New York

Ad Dekkers

Rosa Esman Gallery

Ad Dekkers’ work—in common with Buchwald’s and Stella’s—sets out to make pictorial space literal. And that’s as far as any similarity between his work and that of the other two goes. Dekkers is Dutch, and, according to the catalogue of his show, has from the first (1960) endeavored to literalize the space of painting as that is represented—exclusively—by the work of Mondrian. Furthermore, Dekkers is interested in Mondrian sans Mondrian’s color.

The catalogue relates Dekkers’ work—which is either white or, in the case of the drawings, translucent—to a painting Mondrian made in 1918, Losangique with Grey Lines. Dekkers takes from Mondrian the grid’s capacity to vibrate. He is concerned to contrast that capacity with line that’s present as a physical signifier, either line that’s engraved—Relief with 18 Sawn Grooves, 1965—or line that’s drawn on both sides of a sheet of paper. The drawings are, for me, the most interesting of Dekkers’ work. In them he suspends the paper between two penciled grids made up of line whose thickness doesn’t seem arbitrary, but may instead be read as the result of strictures set up by the overall format of the piece, which is a way of saying that it’s in the drawings that Dekkers seems closest to Mondrian. The paper causes the lines on its back to read as grayer than those on the front, and this brings about a convergence of the physical and the “optical” which is extremely satisfying.

For the rest, Dekkers’ work suffers from the tendency of this kind of art to look like a model of something rather than a thing in itself, and he has, in fact, spent a lot of time collaborating with architects. In his search for a “nonhierarchical grid”—something one might have thought was always readily available—Dekkers seems to have made some pieces that would relate him, if he can be related to any American artist of major importance, to Sol LeWitt’s work of the late ’60s. But where LeWitt’s work involved, at least to some degree, questioning the conventional—presumptive—malleability of architectural space (in order, perhaps, to neutralize it more explicitly), Dekkers’ does not. Instead, Dekkers persists in proceeding as if the continuity between architectural and pictorial space that was an assumption of the Renaissance had never been called into question, as if no serious dislocation between the two had ever been proposed. That, I think, is why his work is finally unable to address itself to issues that are of the present rather than the—art-historical—past.

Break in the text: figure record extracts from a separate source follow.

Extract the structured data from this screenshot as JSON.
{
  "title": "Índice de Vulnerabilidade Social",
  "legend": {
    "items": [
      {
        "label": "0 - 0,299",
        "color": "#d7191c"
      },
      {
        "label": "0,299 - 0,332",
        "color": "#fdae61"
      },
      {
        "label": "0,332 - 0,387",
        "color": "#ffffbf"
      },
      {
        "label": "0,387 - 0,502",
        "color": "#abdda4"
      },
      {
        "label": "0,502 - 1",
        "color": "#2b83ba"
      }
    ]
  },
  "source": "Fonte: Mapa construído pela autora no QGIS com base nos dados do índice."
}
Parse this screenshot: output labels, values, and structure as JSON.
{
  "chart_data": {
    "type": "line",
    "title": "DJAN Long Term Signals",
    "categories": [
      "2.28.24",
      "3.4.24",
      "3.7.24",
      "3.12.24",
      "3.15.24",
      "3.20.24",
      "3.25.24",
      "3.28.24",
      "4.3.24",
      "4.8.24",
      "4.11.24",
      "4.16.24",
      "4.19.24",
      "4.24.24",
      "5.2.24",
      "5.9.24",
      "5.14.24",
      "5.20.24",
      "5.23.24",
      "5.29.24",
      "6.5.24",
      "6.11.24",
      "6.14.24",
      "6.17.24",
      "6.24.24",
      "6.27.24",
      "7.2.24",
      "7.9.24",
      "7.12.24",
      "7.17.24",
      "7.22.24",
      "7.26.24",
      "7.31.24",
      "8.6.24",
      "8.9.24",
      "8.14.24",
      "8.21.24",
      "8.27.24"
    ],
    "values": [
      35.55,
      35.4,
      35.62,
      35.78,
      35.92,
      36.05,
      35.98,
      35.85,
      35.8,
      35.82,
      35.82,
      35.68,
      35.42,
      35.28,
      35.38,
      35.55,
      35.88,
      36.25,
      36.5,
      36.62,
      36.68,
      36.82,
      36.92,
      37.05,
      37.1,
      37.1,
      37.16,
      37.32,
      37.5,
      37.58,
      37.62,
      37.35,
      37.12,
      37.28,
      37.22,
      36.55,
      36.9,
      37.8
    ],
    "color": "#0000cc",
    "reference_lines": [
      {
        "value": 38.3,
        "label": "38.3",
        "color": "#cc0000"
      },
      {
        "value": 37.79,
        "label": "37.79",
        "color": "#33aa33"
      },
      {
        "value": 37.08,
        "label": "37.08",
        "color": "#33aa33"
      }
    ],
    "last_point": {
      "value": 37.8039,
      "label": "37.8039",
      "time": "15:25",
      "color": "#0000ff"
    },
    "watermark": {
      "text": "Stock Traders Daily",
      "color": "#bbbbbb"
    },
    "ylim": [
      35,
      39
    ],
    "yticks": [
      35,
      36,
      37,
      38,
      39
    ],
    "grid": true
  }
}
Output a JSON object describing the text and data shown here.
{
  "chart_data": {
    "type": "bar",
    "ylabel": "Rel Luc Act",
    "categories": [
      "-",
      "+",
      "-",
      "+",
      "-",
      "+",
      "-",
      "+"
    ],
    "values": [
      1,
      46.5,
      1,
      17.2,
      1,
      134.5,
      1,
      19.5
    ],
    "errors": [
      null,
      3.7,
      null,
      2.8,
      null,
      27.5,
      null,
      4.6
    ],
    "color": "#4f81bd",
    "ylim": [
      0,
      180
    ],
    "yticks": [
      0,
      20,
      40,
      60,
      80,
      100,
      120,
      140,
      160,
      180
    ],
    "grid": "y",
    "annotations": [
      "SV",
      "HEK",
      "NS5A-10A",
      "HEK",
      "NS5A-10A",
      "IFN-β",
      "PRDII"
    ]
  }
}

The idea to which I’ve just referred, of a conventional continuum between the abstract space of painting and the physical space of architecture, is articulated briefly by Grégoire Müller in his book The New Avant-Garde (New York, 1972). There it is described as a concept that traditionally displaces sculpture, and Müller hints that it is this traditional “homelessness” of sculpture which accounts for its present position as the main. stimulus within the visual arts.